Mais aussi la politique: «J’écoute pas les hommes politiques, je me fais ma propre opinion toute seule et ça m’empêche pas d’avoir la même opinion que tout le monde.» Mais aussi cette merveilleuse phrase sur le temps qui passe:  » La photographie fixe l’instant présent pour en faire du passé, c’est malin. » Et surtoutla mort et la vieillesse: «Même le jour de ma mort, je croirai pas en Dieu n’attendrai le lendemain pour être sûr.». Les  planètes: « J’ai la lune à côté de chez moi, des fois je la regarde. » «Sur le soleil, il fait jamais nuit. »
Et
l’art moderne et contemporain, la musique: «Picasso, vu le prix que cela coûte, quand j’en aurai fais un, j’arrêterai. » «L’art sertà ce que des mecs se prennent pour des artistes, voilà c’est tout.« Le problème avec Mozart, c’est que c’est de la musique, un footballeur aussi doué m’intéresserait plus.  » Rien ne ressemble plus à du Mozart qu’à du Ravel quand t’y connais zéro.  » Et le cinéma : « Je suis incapable de regarder un film en version originale, je lis les textes en bas, après je regarde l’image mais ils ont déjà fini de parler, je sais pas qui a dit quoi. « » Mais aussi bien entendu, le Gouvernement, la vie sociale: « Les syndicats ne servent pas à grand-chose, ils ne défendent que les syndiqués. »
La religion : « Jésus s’était même pas essuyé les pieds avant de marcher sur l’eau, tu vas pas boireça! » « J’ai lu un bout du Nouveau Testament c’est comme tout, ça vaut pas l’Ancien. «  La Justice : «Pas la même pour tous, si je tue un Noir, je vais en prison, si un Noir me tue, je vais au cimetière, à chaque fois, c’est le Blanc qui trinque. » La télévision et les médias «Avec la télé,on a plus de temps de se parler et c’est pas plus mal vu, qu’on a rien à se dire. » «L’actualité passe tellement vite de nos jours, si tu vas chercher une bière, tu rates une guerre! » Et cerise sur le gâteau: « Les fleurs,  c’est des bites.  » Incroyable mais c’était aussi un mot du philosophe Olivier Revault d’Allonnes, notre prof au lycée Condorcet…il y a quelques dizaines d’années!

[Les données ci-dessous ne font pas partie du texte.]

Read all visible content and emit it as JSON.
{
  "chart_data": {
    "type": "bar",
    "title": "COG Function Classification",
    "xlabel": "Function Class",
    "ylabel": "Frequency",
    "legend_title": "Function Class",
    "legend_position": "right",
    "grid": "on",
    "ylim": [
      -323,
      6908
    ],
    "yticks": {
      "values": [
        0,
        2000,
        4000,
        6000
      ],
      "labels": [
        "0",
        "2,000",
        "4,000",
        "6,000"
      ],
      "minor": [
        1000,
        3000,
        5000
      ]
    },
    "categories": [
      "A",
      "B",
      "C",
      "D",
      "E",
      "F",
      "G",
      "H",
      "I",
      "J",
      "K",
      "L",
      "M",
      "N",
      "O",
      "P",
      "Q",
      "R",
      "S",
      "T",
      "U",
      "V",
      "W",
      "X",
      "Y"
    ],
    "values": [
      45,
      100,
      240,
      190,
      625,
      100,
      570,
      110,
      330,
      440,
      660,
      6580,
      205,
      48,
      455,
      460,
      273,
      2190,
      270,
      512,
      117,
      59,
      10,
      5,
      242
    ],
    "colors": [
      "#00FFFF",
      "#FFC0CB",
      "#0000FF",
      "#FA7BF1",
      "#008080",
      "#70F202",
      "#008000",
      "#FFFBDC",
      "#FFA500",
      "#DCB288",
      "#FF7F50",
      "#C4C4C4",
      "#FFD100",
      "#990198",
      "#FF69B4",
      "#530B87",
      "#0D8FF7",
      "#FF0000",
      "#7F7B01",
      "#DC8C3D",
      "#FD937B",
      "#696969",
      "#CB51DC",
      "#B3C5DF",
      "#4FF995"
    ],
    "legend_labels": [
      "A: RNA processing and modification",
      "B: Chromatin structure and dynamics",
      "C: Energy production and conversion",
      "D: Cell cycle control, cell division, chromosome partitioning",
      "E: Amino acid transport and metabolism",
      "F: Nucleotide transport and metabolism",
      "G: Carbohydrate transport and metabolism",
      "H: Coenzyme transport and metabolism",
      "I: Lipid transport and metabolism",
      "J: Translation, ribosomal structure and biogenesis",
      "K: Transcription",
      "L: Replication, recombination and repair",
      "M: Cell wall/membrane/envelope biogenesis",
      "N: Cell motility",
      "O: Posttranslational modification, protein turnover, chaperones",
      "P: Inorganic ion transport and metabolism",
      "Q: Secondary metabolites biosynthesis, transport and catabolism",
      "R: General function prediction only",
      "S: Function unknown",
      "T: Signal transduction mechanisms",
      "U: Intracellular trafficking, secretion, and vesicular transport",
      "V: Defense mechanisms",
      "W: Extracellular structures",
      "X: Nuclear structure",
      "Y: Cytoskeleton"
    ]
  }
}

Sous la forme d’un dialogue échevelé, de petites phrases spontanées, dans un sacré de cocktail de bêtise mais aussi de vraie pensée. Et elles en disent souvent plus long sur la vie d’un pays, que bien des analyses, vaguement teintées de sociologie. « Toute l’aventure des Brèves de comptoir a commencé ce jour où j’ai entendu cette petite phrase: « Est-ce qu’une plante carnivore peut être végétarienne ? Je crois pas… » lancée en l’air par un client accoudé devant un petit verre de vin blanc. Amusé, et pour ne pas l’oublier -bon réflexe- je la notais. Le lendemain, j’en notais une seconde au Relais Lagrange, place Maubert, puis une troisième au Chinon, une quatrième et une cinquième au Bar du Métro. »

Ici, nous sommes bien dans un café d’autrefois et les brèves fusent souvent en écho. Jean-Michel Ribes et Jean-Marie Gourio les ont très habilement tricotées, mais  ce dialogue peine parfois à en être tout à fait un… Les acteurs, eux, s’ils ont parfois tendance à bouler leur texte, sont impeccables et ont tous une belle présence. Et pourtant ici quelque chose ne fonctionne pas bien… La faute à quoi? D’abord à un texte inégal qui aurait mérité d’être resserré: il y a d’excellentes brèves et d’autres qui le sont beaucoup moins. Le public, pas très jeune ni très nombreux ce dimanche, décroche et quelques spectateurs se sont même enfuis… Tout se passe comme si Jean-Michel Ribes, pourtant très bon directeur d’acteurs, avait laissé faire un peu les choses. Pourquoi, même si c’est évidemment un parti-pris, les personnages restent-ils toujours sans exception sur le plateau, ce qui rend les choses statiques et pourquoi y-a-t-il ces petites pauses où tous lèvent la tête, alignés, pour voir ensemble passer un train, des voitures, un orage… Cela casse un rythme déjà un peu lent, surtout au début. Quand on regarde la captation de sa précédente mise en scène, elle nous paraît plus enlevée et teintée d’une belle folie. Mais ici, les choses ont tendance à s’installer et malgré encore une fois les grandes qualités de cette distribution, nous avons eu la nette impression que le spectacle aurait été plus fort en une heure.
«C’est une étrange entreprise que celle de faire rire les honnêtes gens. » disait déjà Molière dans La Critique de l’Ecole des femmes On nous répondra sûrement que le public ne viendrait pas jusque là pour un temps aussi court. Note à benêts: les places sont à 45 et 35 € au parterre! (mais il y a des réductions pour les habitants du XVIII ème). Ceci explique sans doute aussi cela. A vous de voir, mais vous pouvez aussi relire ces Brèves de comptoir devenues et à juste titre,  un vrai classique…

Philippe du Vignal

Spectacle vu le 28 novembre au Théâtre de l’Atelier, place Charles Dullin, Paris (XVIII ème).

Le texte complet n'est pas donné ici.